Rhein-Niedrigwasser sorgt hier für ein nie dagewesenes Phänomen

Bingen/Rüdesheim - Das extreme Niedrigwasser des Rheins sorgt für eine Attraktion: Der berühmte Mäuseturm auf einer Flussinsel bei Bingen ist derzeit trockenen Fußes zu erreichen.

Auf einem schmalen Steinsteg bildeten sich zeitweise lange Warteschlangen auf dem Weg zum Binger Mäuseturm.
Auf einem schmalen Steinsteg bildeten sich zeitweise lange Warteschlangen auf dem Weg zum Binger Mäuseturm.  © DPA

Viele hundert Ausflügler haben bereits diese neue Gelegenheit genutzt - vor allem am vergangenen Samstag und Sonntag bei Bilderbuchwetter. An einem schmalen Steingrat im Niedrigwasser bildete sich gegenüber dem Touristenstädtchen Rüdesheim eine lange Warteschlange.

Hunderte Kameras und Smartphones richteten sich oben von der Aussichtsplattform auf die weiten trockengefallenen Kiesbänke vor der Mündung der Nahe in den Rhein.
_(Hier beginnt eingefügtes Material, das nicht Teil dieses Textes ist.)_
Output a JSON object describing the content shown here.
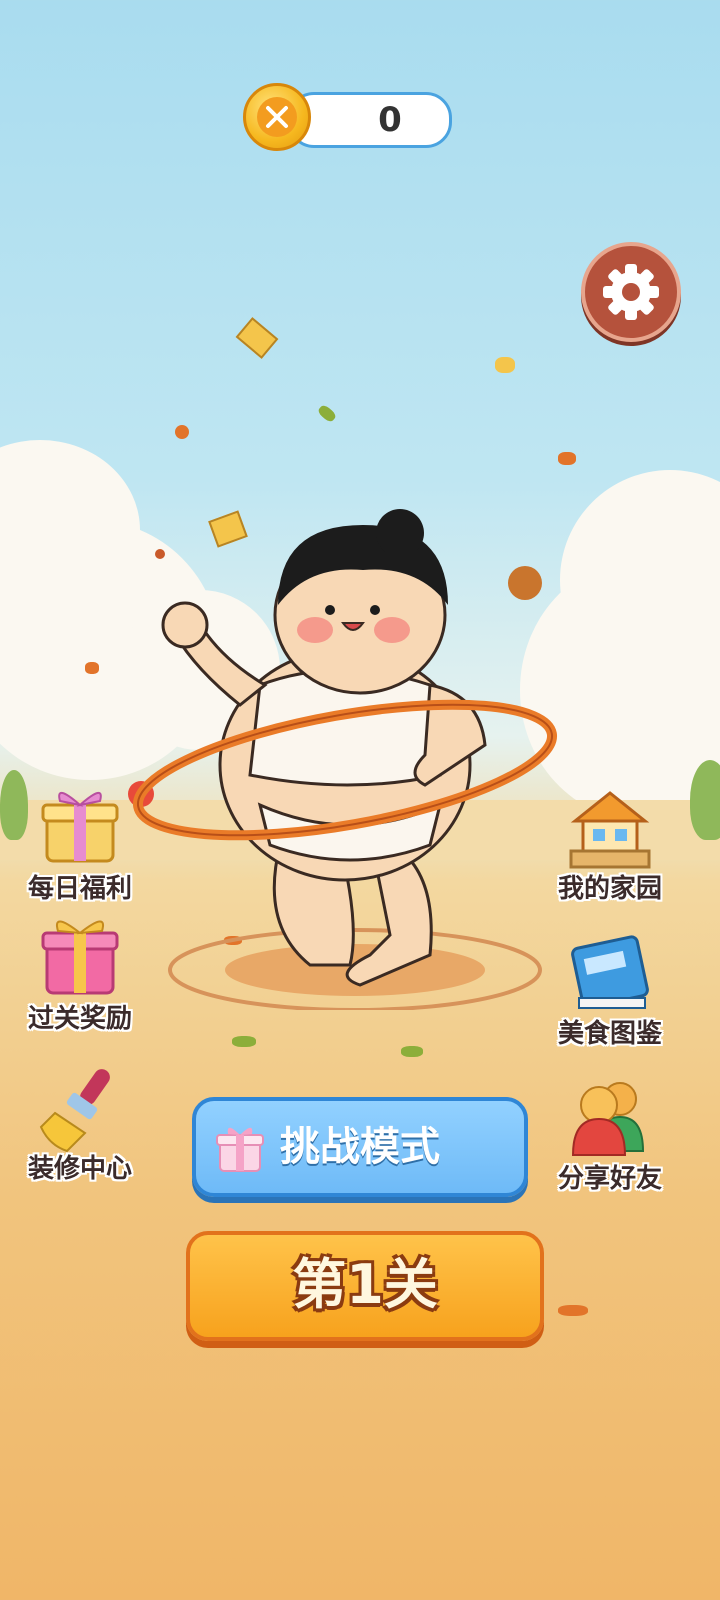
{
  "coins": {
    "value": "0",
    "icon": "fork-knife-coin-icon"
  },
  "settings": {
    "icon": "gear-icon"
  },
  "left_menu": [
    {
      "label": "每日福利",
      "icon": "gift-box-icon"
    },
    {
      "label": "过关奖励",
      "icon": "gift-box-pink-icon"
    },
    {
      "label": "装修中心",
      "icon": "paint-brush-icon"
    }
  ],
  "right_menu": [
    {
      "label": "我的家园",
      "icon": "house-icon"
    },
    {
      "label": "美食图鉴",
      "icon": "book-icon"
    },
    {
      "label": "分享好友",
      "icon": "friends-icon"
    }
  ],
  "challenge": {
    "label": "挑战模式",
    "icon": "gift-icon"
  },
  "level": {
    "label": "第1关"
  },
  "colors": {
    "sky": "#a9dcef",
    "ground": "#f1c47d",
    "challenge": "#6ebaf7",
    "level": "#f7a21d",
    "settings": "#b5523c"
  }
}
WSA-Vizechef Florian Krekel sagte: "Auf Facebook wurde die Fake-Nachricht verbreitet, die Stadt Bingen habe den Mäuseturm geöffnet - da ging der Run los."

Die ungewöhnliche Situation rief auch Einbrecher auf den Plan: Die Tür des Mäuseturms wurde am Wochenende laut Wasser- und Schifffahrtsamt (WSA) Bingen von einem Unbekannten aufgebrochen. Am Montag sei dann die Turmtür repariert worden - und seitdem wieder verschlossen.

"Wir stellen auch Strafanzeige wegen Sachbeschädigung", ergänzte Krekel. Am Sonntag hätten er und Kollegen beim Mäuseturm die Besucherströme gelenkt: "Der Turm ist eng, da geht sonst bei 50 Leuten nichts mehr."

Bianka Rössler, Chefin in siebter Generation des Schifffahrtsunternehmens "Rössler Linie", das die Mäuseturm-Insel bei höheren Pegelständen ansteuert, konnte sich nach eigenen Worten nicht erinnern, dass Ausflüge zu Fuß zum Mäuseturm einmal möglich waren.

Hohe Temperaturen und wenig Niederschlag machten dieses Phänomen erst möglich.
Hohe Temperaturen und wenig Niederschlag machten dieses Phänomen erst möglich.  © DPA

"Ich habe auch meinen Vater gefragt, der ist 82", sagte sie. Er wisse ebenfalls nichts davon - auch nicht aus Erzählungen seiner Vorgänger. Krekel äußerte sich genauso.

Der Pegelstand beim nahen Kaub, der als wichtige Marke für das Obere Mittelrheintal gilt, erreichte Montagmittag mit nur noch 24 Zentimetern einen weiteren Rekord. Bis vor Kurzem waren hier als historisch niedrigster Pegelstand 35 Zentimeter im Hitzejahr 2003 registriert gewesen. Die Fahrrinne ist somit bei Kaub gegenwärtig noch um die 1,40 Meter tief.

Am Montag hatten derweil die Schüler des Inselgymnasiums Nonnenwerth bei Remagen "niedrigwasserfrei", weil ihre Fähre nicht mehr fahren konnte, wie die rheinland-pfälzische Schulaufsicht ADD in Trier mitteilte. Die private katholische Schule versuche, an beiden Ufern eine Art Notunterricht vor allem für Schüler der Oberstufe zu organisieren, sagte ADD-Sprecher Nikolai Zaplatynski.

Mit Blick auf den Wasserstand bei Remagen ergänzte er: "Die Schule wird von Tag zu Tag planen." Das Gymnasium der Franziskanerinnen hat auch viele Schüler aus Nordrhein-Westfalen - die Nordspitze der zwei Kilometer langen Insel ragt in dieses Bundesland hinein.

Steigen die Pegelstände bald wieder? Laut Deutschem Wetterdienst (DWD) soll es in Rheinland-Pfalz in den kommenden Tagen wieder regnen - allerdings nur gelegentlich.

"Der goldene Oktober geht zu Ende", sagte die DWD-Meteorologin Jacqueline Kernn. Krekel ergänzte, viel Regen und damit deutlich steigende Wasserstände erwarte er nicht in den nächsten Tagen.